Reverse charge squeezes out small firms
The new indirect tax regime is having an effect akin to setting a cat among pigeons for micro and small businesses across the country. This is largely due to a provision for collecting and paying tax on behalf of unregistered vendors and suppliers, under what is termed the reverse charge mechanism (RCM).
A concept borrowed from the service tax, the RCM also now applies to supply of goods. However, higher compliance cost, including a larger working capital requirement, is causing a shake-out in the procurement chain of businesses. The smaller ones, operating largely in the unorganised space, are losing. Consider: Large companies in the fast-moving consumer goods (FMCG) space have started pruning their vendor list for sourcing products and services, weeding out small suppliers which are yet to register under the goods and services tax (GST). The remaining ones — barely 10 per cent of their vendor universe — have been put on notice;
In the textile hub of Tirupur in Tamil Nadu, many companies are discouraging supplies from household units, managed by family members on a part-time basis;
Larger textile and leather-making units in Tamil Nadu are looking at starting of job work activities in-house, as against the usual practice of outsourcing these to micro and small units. The trigger is the 18 per cent tax on job work that larger units will now have to bear under the RCM when they source from these units.
Textile & leather clusters In Tirupur, roll-out of the new indirect tax regime over the past two weeks has resulted in transactions coming down by 25-30 per cent. The impact is more visible on the large number of household units.
Around 25 per cent of units in Tirupur or 50,000-odd households work as suppliers for large companies, says Raja M Shanmugham, president of the Tirupur Exporters’ Association (TEA). Registering under the GST would also be tough for many of these micro units, as they might not have all the documents or wherewithal to complete the procedure, say local entities.
So, many large companies which have been giving job work to these units are looking at setting up their own units for such activity. Shanmugham says job work attracts 18 per cent GST, compared to the five per cent tax for processes up to compacting. “Activities like embroidery and stitching are in the 18 per cent slab, a great anomaly,” he says. The TEA has requested the central government to look into this issue. The suppliers who source from unregistered small units note that they also have to foot the tax upfront. Whereas, they will get the money from the buyer only after three to four months.
The owner of one large unit says he has taken a list of his suppliers and asked all those not registered under GST to get this done or face the risk of their contracts getting cancelled. Currently, 90 per cent of large- and medium-sized units in Tirupur have complied with the GST registration requirements.

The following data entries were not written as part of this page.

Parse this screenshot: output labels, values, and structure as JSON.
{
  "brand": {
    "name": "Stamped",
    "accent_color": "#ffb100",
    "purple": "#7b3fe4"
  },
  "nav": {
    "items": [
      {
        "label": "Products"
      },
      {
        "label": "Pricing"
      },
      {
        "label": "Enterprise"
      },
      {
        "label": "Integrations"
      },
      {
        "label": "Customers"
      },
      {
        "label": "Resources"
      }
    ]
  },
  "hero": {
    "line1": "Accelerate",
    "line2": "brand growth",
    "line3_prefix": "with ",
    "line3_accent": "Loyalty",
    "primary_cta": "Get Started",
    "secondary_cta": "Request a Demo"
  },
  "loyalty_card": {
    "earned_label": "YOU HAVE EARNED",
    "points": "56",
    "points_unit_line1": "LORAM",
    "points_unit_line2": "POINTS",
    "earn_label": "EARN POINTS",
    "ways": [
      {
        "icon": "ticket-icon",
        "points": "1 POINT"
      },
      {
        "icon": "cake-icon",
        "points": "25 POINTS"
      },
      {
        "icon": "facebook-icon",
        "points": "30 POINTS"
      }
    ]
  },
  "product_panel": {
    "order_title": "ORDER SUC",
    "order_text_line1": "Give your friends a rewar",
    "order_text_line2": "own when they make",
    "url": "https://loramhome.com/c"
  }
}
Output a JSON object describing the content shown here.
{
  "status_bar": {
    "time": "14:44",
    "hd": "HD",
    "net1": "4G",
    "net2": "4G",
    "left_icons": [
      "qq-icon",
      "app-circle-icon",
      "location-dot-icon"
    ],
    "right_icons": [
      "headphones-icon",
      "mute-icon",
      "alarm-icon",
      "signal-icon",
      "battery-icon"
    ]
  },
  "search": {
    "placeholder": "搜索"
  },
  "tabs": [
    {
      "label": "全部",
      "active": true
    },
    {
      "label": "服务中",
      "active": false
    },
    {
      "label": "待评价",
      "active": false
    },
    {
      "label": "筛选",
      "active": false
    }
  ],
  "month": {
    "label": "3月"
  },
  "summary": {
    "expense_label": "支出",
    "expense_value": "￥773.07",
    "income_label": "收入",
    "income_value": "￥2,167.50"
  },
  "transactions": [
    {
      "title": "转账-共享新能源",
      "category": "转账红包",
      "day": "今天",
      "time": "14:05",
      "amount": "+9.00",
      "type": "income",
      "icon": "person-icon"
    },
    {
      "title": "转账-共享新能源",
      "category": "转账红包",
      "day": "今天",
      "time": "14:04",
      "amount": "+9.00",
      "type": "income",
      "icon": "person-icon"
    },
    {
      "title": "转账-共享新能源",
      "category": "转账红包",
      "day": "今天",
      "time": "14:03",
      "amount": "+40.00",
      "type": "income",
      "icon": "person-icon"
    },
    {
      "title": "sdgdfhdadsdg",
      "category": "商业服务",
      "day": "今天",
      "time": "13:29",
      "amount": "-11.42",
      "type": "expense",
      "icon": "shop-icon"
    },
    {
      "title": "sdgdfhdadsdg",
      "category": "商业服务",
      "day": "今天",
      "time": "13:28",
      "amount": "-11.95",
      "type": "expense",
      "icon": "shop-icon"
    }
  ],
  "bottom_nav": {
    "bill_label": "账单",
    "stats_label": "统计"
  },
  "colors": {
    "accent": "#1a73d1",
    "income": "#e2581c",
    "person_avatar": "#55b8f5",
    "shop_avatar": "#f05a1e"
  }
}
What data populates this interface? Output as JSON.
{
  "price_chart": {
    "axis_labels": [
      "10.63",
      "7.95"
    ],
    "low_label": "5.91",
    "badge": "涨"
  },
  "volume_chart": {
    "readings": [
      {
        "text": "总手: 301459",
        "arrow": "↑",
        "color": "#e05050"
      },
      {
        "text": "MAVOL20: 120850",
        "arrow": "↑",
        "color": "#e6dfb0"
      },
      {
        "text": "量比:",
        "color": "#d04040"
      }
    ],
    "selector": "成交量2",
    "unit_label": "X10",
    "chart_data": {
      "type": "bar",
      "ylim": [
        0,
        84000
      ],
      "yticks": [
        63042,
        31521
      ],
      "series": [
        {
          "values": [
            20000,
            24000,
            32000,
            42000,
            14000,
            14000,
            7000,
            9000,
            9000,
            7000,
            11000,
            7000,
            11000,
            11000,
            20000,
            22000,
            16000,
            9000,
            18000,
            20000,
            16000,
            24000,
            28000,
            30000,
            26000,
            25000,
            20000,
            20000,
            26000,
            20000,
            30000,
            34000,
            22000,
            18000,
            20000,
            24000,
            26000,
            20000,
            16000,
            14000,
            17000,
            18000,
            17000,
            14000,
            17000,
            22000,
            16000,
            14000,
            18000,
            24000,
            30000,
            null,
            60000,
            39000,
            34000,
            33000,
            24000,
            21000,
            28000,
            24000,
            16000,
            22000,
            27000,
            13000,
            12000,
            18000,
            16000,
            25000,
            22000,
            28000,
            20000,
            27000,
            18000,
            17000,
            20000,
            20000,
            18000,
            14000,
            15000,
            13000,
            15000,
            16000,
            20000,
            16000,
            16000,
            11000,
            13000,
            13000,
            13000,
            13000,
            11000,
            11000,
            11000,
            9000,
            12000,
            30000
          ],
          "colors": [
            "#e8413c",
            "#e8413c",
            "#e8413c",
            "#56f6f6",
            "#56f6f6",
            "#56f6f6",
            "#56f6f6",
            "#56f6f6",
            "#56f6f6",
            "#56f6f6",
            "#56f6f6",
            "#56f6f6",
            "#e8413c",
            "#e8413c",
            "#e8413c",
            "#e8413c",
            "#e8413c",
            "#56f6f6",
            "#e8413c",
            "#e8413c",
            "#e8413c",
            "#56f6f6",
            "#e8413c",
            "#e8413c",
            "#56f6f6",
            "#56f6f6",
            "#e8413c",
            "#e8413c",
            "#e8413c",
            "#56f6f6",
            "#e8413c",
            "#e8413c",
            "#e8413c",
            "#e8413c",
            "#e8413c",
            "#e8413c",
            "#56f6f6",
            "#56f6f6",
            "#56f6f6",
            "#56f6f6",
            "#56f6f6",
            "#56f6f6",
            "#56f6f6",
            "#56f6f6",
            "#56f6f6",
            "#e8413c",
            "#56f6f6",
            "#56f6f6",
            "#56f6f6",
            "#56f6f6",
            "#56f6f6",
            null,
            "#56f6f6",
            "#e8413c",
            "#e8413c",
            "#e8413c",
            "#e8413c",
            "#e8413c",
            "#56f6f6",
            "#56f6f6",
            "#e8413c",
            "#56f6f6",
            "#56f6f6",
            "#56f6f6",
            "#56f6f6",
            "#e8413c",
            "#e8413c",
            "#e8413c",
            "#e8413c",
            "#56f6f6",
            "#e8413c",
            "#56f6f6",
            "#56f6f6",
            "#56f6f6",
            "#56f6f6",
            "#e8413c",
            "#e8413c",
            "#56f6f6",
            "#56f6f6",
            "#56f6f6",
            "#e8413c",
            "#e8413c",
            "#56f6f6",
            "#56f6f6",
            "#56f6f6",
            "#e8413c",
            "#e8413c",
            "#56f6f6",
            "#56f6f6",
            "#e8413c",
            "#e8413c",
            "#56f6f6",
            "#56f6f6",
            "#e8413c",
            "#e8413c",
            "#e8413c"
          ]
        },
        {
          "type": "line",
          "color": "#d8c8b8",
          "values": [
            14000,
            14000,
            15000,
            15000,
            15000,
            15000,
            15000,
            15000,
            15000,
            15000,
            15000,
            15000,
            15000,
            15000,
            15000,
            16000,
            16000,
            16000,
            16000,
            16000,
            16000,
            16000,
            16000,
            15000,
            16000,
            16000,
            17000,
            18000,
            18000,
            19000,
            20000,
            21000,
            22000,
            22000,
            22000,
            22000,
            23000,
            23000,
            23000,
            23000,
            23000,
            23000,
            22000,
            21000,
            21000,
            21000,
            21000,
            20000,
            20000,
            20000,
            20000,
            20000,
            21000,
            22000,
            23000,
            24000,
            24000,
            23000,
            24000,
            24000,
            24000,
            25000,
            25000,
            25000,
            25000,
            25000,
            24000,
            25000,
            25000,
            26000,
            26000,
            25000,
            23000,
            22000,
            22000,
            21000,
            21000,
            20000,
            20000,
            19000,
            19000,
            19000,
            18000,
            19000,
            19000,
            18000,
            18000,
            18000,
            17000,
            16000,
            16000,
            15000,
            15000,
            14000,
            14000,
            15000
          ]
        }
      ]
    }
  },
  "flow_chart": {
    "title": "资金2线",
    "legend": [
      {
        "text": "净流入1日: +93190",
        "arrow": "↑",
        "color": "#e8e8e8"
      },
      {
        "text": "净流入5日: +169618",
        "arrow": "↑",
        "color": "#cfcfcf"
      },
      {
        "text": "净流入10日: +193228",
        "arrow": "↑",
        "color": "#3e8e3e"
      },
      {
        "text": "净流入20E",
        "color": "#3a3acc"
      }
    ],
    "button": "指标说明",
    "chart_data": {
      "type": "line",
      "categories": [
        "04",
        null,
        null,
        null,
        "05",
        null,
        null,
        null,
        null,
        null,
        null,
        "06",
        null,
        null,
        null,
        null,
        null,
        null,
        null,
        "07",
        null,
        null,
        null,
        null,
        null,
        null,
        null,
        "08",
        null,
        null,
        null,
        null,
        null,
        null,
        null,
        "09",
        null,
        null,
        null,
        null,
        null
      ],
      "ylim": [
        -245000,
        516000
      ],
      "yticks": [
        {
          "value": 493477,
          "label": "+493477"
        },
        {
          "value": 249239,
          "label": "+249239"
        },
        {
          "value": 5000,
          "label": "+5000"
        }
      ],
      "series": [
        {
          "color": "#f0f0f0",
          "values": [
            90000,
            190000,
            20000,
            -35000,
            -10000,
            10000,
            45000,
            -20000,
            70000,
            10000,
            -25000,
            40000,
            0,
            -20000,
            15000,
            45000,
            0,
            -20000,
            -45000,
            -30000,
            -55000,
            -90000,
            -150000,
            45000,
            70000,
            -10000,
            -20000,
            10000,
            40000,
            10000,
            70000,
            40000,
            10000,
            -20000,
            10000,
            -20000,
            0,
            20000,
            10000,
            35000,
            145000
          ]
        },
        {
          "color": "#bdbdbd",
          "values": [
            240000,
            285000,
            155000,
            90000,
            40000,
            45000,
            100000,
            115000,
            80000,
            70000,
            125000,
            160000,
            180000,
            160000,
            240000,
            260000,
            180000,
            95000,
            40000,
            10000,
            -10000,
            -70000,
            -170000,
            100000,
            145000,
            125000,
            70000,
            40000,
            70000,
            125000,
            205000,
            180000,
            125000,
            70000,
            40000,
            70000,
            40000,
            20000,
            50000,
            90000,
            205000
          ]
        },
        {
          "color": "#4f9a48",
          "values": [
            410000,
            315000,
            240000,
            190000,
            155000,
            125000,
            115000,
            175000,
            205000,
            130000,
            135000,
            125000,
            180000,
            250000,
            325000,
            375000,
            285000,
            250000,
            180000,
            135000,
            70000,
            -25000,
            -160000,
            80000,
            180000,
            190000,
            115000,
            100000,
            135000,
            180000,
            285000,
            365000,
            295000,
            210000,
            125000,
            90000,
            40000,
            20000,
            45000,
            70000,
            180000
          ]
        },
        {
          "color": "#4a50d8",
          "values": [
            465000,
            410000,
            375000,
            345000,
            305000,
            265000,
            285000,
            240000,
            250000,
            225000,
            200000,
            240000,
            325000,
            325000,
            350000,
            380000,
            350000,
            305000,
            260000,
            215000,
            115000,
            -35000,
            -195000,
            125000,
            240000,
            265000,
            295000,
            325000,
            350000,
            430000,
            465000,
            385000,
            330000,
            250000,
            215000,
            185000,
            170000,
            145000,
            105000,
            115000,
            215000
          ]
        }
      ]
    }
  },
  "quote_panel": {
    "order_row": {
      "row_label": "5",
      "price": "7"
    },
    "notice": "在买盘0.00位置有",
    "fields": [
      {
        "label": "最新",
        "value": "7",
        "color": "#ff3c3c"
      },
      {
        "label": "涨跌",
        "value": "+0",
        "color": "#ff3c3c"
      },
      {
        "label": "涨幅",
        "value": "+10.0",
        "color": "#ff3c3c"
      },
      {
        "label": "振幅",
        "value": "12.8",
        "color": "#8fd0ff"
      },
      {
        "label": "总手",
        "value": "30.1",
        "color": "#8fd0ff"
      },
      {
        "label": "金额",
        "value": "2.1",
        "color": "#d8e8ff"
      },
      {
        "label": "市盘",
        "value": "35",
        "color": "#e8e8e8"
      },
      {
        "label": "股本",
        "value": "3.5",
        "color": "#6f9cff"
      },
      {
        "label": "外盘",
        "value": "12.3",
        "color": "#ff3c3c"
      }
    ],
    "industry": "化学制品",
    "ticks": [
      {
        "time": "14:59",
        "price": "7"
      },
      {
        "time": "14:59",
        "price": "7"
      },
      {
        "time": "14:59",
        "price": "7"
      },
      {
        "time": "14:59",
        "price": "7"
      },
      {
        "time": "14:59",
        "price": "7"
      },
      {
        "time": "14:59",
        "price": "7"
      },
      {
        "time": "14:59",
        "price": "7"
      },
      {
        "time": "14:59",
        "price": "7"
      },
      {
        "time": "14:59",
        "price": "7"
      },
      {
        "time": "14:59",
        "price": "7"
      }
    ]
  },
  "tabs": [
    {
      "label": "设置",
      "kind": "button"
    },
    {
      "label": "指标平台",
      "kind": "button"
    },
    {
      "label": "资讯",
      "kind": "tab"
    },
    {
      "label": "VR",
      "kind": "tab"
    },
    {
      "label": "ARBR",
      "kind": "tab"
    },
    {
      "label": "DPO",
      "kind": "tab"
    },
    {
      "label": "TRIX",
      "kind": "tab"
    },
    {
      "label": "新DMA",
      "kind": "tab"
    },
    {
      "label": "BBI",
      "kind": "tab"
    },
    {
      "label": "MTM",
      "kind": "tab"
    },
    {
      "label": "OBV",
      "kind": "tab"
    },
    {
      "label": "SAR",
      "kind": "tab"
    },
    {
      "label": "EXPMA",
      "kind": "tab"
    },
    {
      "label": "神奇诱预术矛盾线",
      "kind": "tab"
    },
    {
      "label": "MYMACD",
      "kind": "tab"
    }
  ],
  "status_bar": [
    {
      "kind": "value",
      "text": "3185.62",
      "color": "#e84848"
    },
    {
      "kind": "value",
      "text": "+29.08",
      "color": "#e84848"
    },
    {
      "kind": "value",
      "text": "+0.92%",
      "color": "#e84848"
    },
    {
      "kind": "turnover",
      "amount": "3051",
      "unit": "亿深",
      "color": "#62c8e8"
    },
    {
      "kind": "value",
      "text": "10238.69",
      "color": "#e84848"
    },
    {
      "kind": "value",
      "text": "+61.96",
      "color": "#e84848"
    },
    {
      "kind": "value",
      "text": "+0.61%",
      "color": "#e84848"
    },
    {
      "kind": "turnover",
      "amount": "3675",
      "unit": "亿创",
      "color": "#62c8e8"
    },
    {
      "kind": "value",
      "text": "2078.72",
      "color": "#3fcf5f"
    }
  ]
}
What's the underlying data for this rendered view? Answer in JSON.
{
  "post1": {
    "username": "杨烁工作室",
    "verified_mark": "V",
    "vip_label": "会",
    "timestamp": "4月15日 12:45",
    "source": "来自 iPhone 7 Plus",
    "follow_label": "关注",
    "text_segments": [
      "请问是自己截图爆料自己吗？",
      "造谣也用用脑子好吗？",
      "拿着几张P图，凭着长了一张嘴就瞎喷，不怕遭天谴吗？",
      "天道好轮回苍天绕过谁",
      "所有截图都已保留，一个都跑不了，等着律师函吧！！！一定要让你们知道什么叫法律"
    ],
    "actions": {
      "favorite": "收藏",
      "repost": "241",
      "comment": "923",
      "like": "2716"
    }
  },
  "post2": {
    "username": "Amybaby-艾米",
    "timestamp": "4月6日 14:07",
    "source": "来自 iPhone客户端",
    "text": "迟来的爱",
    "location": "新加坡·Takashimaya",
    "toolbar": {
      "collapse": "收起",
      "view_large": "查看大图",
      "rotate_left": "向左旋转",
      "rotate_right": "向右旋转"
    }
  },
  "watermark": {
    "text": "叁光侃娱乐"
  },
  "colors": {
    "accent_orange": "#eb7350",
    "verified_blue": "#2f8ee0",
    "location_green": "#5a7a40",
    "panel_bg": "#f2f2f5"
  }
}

The situation is similar for small units in the leather industry. In Vellore district in Tamil Nadu alone, there are around 200 such units, focusing on job work for the footwear industry. Faced with heat from suppliers to get GST-registered, most of these say they might find it difficult to sustain over a period of three to four months. Many of the micro units have a single owner-cum-employee and are not able to fully comprehend the tax filing mechanism. Chemical clusters In the chemical clusters of Gujarat, in and around Ahmedabad, Vadodara and Surat, most of the entities have already migrated to organised procurement. Rupen Patel, proprietor of a small-scale textile unit in the walled city area of Ahmedabad, says RCM was a big deterrent for his unit to continue procurement of chemicals for processing from the unorganised players.
He began negotiations in June for procurement for processing from organised entities. “We had to stall our procurement and production for at least a fortnight before we made the transition,” says Patel. This has, of course, had an impact on the margins, due to renegotiations with new suppliers. Even so, it was important for availing of input tax credits, he says.
Most small chemical units in Vadodara are aware of the composite levy scheme under the GST. “We are a very small unit, with limited manpower. It is taking us some time to set things in order,” says the owner of one of these. He plans to opt for the scheme by the end of the month. FMCG Most large fast-moving consumer goods (FMCG) companies have sent out circulars on a strict note to their vendor partners, to get GST-registered. So, the issue of dealing with unregistered vendors is lower here. Conversations with multiple companies and stakeholders reveal the larger players have been able to prune their vendor universe, drastically bringing down their dependence on unregistered ones.
“The problem for us comes with those people who are outside our vendor system,” says Sunil Kataria, business head, India and Saarc, at Godrej Consumer. He is referring to the wholesale channel that remains largely unorganised, accounting for 35-40 per cent of an FMCG company’s sales. Companies are now working with these through their distributors, to convince them on switching to a GST regime.
At a broader level, says Sumit Malhotra, managing director, Bajaj Corp, companies are also trying to reduce their dependence on the wholesale channel, pushing their own distributors to reach retailers directly.
“Demonetisation was a wake-up call for companies to reduce their dependence on wholesale, since this channel tends to be cash-led,” says Malhotra. “This effort will now gather steam after the GST.”